Resmi rakamlara göre, en az 197 kişinin öldüğü olaylarla ilgili Uygurlarda korku ve endişe hakim. Sokaklardan Çince ve Uygurca anonslar yükseliyor. Askerlerin yaptığı bu anonslarda, Pekin'in olayların arkasındaki isim olarak gösterdiği Rabia Kadir aleyhine sesler yükseliyor. Duvarlara asılan afişlerde, Çin yönetiminin 'üç kötülük' olarak nitelendirdiği, terörizm, ayrılıkçılık ve aşırı uçlarla mücadele etmek gerektiği belirtiliyor. Söz konusu afişlerdeki "Üç Kötülükle Mücadele Edelim", "Vatanın Birliğini Koruyalım" ve "Etnik Gruplar Arasında Dayanışmayı Koruyalım" yazıları dikkat çekiyor. Camilerin duvarlarına da bu afişler asılmış.
Uygur çocukları, kanlı olayları unutmuşcasına sokaklarda oyun oynuyorlar. Hayat normale dönmeye başlıyor burada. Tek endişe, polis ve askerlerin her an gelip, birilerini götürmesi. Uygurların bilmek istediği bir başka durum da askerler tarafından götürülen binlerce gencin akıbetini öğrenmek. Söylediklerine göre gidenler bir daha geri gelmiyor. Akıbetleri de meçhul.

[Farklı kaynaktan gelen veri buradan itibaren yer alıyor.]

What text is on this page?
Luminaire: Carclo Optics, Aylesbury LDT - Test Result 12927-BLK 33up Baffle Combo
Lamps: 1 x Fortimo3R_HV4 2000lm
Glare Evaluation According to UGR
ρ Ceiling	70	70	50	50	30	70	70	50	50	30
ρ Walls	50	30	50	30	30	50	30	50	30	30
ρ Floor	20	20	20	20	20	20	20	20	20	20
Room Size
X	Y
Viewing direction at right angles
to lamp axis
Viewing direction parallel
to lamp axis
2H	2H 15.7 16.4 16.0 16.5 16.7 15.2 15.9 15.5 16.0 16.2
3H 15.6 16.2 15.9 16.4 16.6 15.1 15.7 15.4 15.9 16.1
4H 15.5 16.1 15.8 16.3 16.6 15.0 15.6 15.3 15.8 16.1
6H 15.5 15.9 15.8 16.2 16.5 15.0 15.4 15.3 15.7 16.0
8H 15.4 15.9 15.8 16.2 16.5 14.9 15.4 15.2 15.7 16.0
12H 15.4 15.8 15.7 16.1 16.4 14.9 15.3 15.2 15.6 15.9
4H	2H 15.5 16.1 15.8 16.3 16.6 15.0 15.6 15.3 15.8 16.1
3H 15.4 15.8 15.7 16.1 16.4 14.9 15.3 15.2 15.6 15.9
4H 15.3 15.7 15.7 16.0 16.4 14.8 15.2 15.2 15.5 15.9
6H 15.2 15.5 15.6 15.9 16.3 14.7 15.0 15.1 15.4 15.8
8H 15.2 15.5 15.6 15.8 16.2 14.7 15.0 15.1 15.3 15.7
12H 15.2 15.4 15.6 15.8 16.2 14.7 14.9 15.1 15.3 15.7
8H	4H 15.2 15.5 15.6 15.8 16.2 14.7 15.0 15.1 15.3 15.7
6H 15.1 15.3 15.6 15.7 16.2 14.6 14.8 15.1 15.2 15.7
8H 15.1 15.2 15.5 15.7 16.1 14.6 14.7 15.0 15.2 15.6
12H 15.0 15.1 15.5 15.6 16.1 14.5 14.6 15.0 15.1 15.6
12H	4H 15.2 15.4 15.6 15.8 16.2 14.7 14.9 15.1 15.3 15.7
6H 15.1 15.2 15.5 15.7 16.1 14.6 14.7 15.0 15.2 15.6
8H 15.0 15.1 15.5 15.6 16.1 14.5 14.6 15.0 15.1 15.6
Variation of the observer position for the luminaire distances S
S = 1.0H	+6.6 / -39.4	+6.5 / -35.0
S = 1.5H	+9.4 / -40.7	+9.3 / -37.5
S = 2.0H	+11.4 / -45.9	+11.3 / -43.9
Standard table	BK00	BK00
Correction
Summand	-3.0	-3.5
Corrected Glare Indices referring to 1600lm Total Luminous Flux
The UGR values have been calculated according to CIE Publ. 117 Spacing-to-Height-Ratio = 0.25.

Yaralarını sarmaya çalışan Uygurlar, Çin medyasında hep Uygurların verdiği zararlar ile öldürülen Han Çinlilerinin gösterilmesinden yakınıyor. İsimlerinin yayımlanmasını istemeyen Uygurlar, Cihan'a verdiklerindeki demeçlerde, "Asıl zaiyat bizde. Binlercesi öldü bizden.
Askerler taradı evlerimizi. Kalabalığa ateş açtılar. Neden bizlere verilen zarar ve öldürdükleri Uygurlarla ilgili en ufak bir haber yapılmıyor medyada? Sürekli Rabia Kadir yaptı diyorlar. Bu olayları Kadir organize etseydi, saldırılar taş ve bıçakla olmazdı. Bomba ve silahlarla olurdu. Zaiyat da daha fazla olurdu. Bu olaylar, Çin'in bize yıllardır yaptığı kötü uygulamalarının dışa vurmasıdır. İnsanlar öfkelerini yansıttı" diyorlar.
Doğu Türkistan'da taksi şoförlüğü yapan bir Han Çinlisi de, "olaylar nasıl oldu, Uygurlara nasıl bakıyorsunuz?" şeklindeki sorumuza, "Ben de anlayamadım nasıl oldu. Eskiden burada yerleşmiş Hanlarla Uygurlar arasında sorun yoktu. Tepki, yeni gelenlere" şeklinde yanıt veriyor.
Çin liderleri olanları biliyorlar mı?
Doğu Türkistan sakinlerinden bir Uygur, "Bizim Çinlilerle bir sorunumuz yok. Sorunumuz halkla değil, bize uygulanan kötü politikalarla" diyor. Başına bir iş gelir korkusuyla kameraya konuşmak ve kayıt altına alınmak istemiyor. Bir başka Uygur da, "Başbakanımız Wen Jiabao, acaba burada yaşananları biliyor mu? Devlet Başkanımız Hu Jintao'nun, gerçekten burada olup bitenlerden haberi var mı? Biz onlara güveniyoruz.
Gelip bizleri görüp, yaşadıklarımızı dinleyebilecekler mi acaba? Sincan'ın Komünist Parti Sekreteri Wang Le Quan'in bizlere yaptıklarını keşke bilselerdi" diye seslerini duyurmaya çalışıyor. Caddelerde ilerlerken, olayların başladığı Nanmen bölgesine geliyoruz. Trafiğe kapalı bu cadde de eski günlerini arıyor. 3 Uygur'un, Çin polisinin açtığı ateş sonucu öldüğü Ak Cami'ye geliyoruz. Bu cami açık tutuluyor. Her yerinde güvenlik kameraları var. Havadan askeri helikopterler geçiyor. Caddenin hemen her yerinde bulunan silahlı askerler, uzaktan bile olsa kameramızı görünce "Askerleri çekmeyin!" uyarısını yapıyor.